As I sit writing this, I have to admit I’m feeling stuck and frustrated. See, I’ve been on a roll for the past couple of months. I’ve started my coaching business, built a website, grown my client base, written popular thought pieces and generally made good progress towards my goals. I’ve hit a rut though and it’s driving me nuts. That giddy energy that I felt when I was getting things started, writing about my experiences and perspectives, building new client relationships – it has evaporated. Where’d it go? Things haven’t changed that much, so what gives?

We all face these periods of lost motivation, zapped energy, procrastination. As I am experiencing this go-round of a slow-down in ideas, inspiration and creativity, I’ve gotten curious about what is behind it. My main frustration is with my writing. For months, I’ve been riding a wave of creative energy as I’ve been forming and articulating various written pieces shared on my website and LinkedIn. I’d have an idea and then BAM! – spend a half-day writing and have a new article fresh and ready. I was happy with the content and it felt good to translate what I was feeling into something tangible. That energy propelled me forward and like a sort of creative high, made me want to create more. I was on what Leo Babauta, author of the awesome and supremely helpful Zen Habits blog calls an ‘upward spiral’.

The last article I wrote about losing my mojo was my most popular yet and clearly struck a chord with lots of people. I was feeling as good about myself, my abilities and my decision to start my coaching business as I ever had. Then came what I think was the inevitable cycle downward. I think of these cycles as a never ending series of hills – sometimes you’re struggling with climbing, other times you’re riding the momentum effortlessly. Sometimes the hill is bigger, the challenge greater. Sometimes you think the downhill will never end. Eventually, though, we’ll all get stymied. I had hit a period where the ideas weren’t coming, I wasn’t writing and I was starting to feel bad as a result.
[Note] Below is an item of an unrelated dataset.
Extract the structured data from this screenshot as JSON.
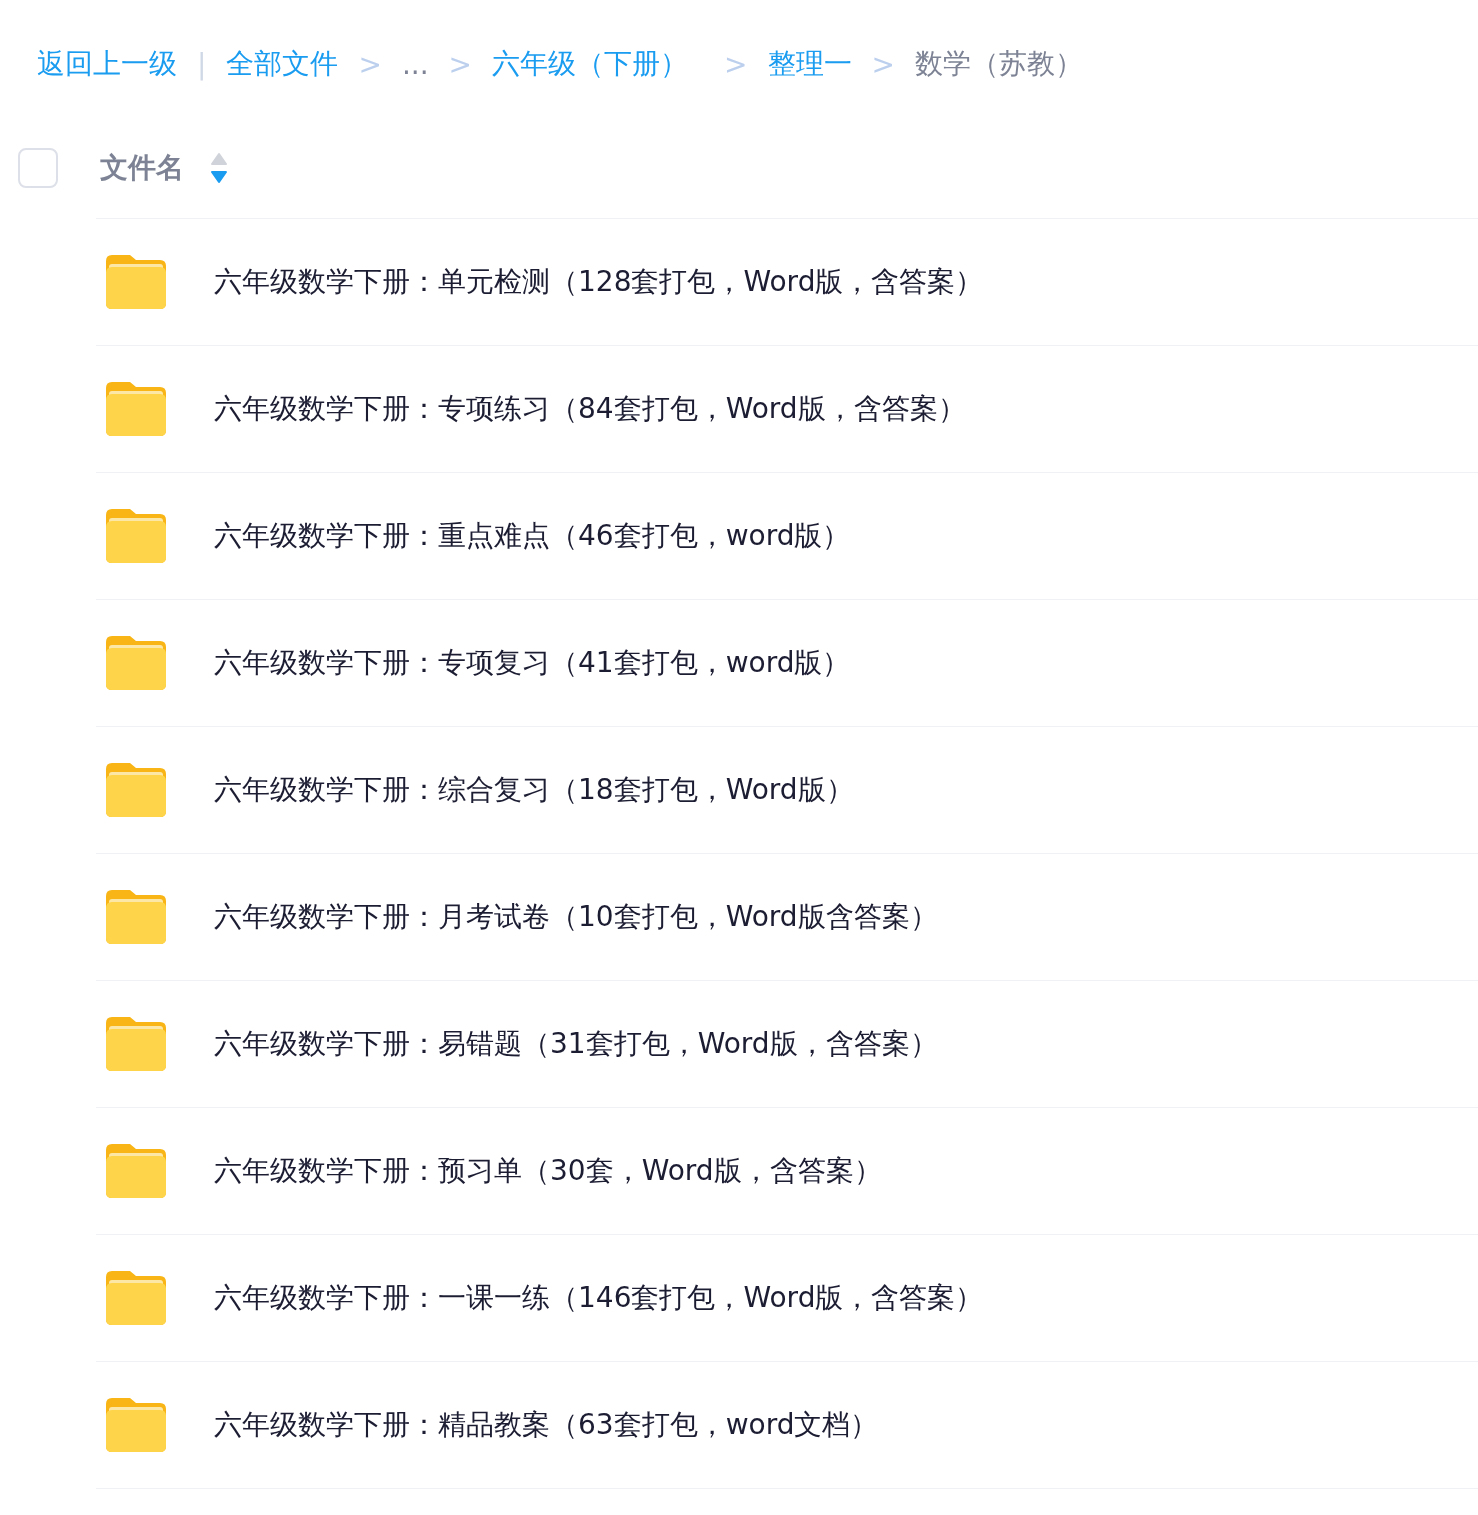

So how do you break through, conquer the hill and get your energy back? My experience has shown me there are a few tricks to get out of the inevitable ruts that hinder our progress and slow us down.
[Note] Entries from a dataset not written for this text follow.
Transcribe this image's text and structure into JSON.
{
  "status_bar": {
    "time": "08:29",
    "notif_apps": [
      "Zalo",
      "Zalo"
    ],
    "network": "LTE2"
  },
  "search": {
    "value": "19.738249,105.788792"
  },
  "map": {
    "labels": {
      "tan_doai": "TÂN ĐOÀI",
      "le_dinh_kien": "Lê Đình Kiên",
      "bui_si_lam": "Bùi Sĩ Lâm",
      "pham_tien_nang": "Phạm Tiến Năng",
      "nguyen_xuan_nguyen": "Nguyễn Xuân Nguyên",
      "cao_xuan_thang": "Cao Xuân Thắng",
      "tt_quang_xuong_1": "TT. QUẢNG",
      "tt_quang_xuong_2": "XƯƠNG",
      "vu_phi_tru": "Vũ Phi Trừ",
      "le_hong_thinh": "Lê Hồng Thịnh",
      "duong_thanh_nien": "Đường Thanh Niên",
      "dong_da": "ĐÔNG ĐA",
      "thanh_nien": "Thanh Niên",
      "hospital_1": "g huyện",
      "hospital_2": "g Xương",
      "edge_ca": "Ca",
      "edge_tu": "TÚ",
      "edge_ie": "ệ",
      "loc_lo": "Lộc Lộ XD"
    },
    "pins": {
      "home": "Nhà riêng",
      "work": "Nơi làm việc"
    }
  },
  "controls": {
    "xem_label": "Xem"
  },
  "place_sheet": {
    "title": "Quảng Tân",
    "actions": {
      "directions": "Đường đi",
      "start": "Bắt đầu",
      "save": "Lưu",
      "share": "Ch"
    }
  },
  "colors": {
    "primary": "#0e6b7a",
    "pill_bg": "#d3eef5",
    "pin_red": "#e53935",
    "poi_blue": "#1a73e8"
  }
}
  1. Get back in the saddle. If we continue with the series of hills metaphor above, there are times when we’ll be on relatively level ground – either at the top of the hill or at the bottom. Either place is dangerous to linger for too long. Partially, I fell victim to hanging out on the hilltop too long – admiring the view, basking in my effort, feeling good about what I had accomplished. I needed to keep riding but the longer I waited, the harder it became to get going again.
  2. Do what feels good. This may seem obvious, but if we’re finding it difficult to get sh*t done, it’s a lot easier to work on something that we’re interested in, that inspires us or that we’re called to. Have a bunch of projects that need attention? Which one is calling to you? Can you connect your work with something that brings you energy? If there’s nothing on your to-do list that gets you pumped up, it may be time to re-evaluate the path you’re on.
  3. Question the things that you don’t want to do. Everyone has those things that they just don’t want to do and can’t seem to get motivated to do them. That is colossally energy zapping. Stop and consider – is this something I really have to do? Or do I think I have to do it because of some assumption I’m making? If it truly is a to-do, why are you so reluctant? Name your reluctance, there’s power in labeling what challenges us. Suddenly, that big scary thing holding us back isn’t so bad.
  4. Beware the downward spiral. Sometimes we set out to accomplish something, only to make zero progress. It’s easy to take that failure, focus on it, feel bad about it and let it twist us up into a mess of negative thoughts and feelings. You feel worse about yourself and turn to coping mechanisms instead of getting your work done. Gone unchecked, this spiral leads to feelings of helplessness and hopelessness. Put the brakes on by doing one small thing that you can feel good about. Completing a small, easily achievable task has a magical way of propelling us forward, creating momentum that we feed off of into the next and so forth.
  5. Limit what bums you out by being proactive. I have a simple formula I try to follow: I do the things that give me energy, I limit the things that bum me out. If I know something is going to be a drag, I either don’t do it or do my best to avoid it in the first place. I know this isn’t possible 100% of the time. However, I figure if I proactively go out and do the things that give me energy, there’s less opportunity that I will be forced to fill my time with things that bum me out. Simple.
  6. Practice self-compassion. We can be our own worst enemies, as alluded to in #4. Instead of getting down on yourself for procrastinating, recognize that we all have challenges getting things done. When you go back to your creative well and come up dry for the fifth time, try practicing patience, move to a task that is more easily completed and remind yourself that ideas will come. The point is, when we replace self-criticism with self-compassion and kindness we increase our motivation, boost our mood and become more resilient, among other benefits.
  7. As you may have guessed, I’m currently actively working through the steps above. But I have to say, the act of writing this article and taking a little bit of my own advice has actually made things a lot better. Simply by penning this piece, I’ve restarted my momentum and feel better about where I’m at, the frustration has evaporated and has been replaced with a sense of accomplishment.

I may not be riding high like before, but I’m back to making progress – and that feels good.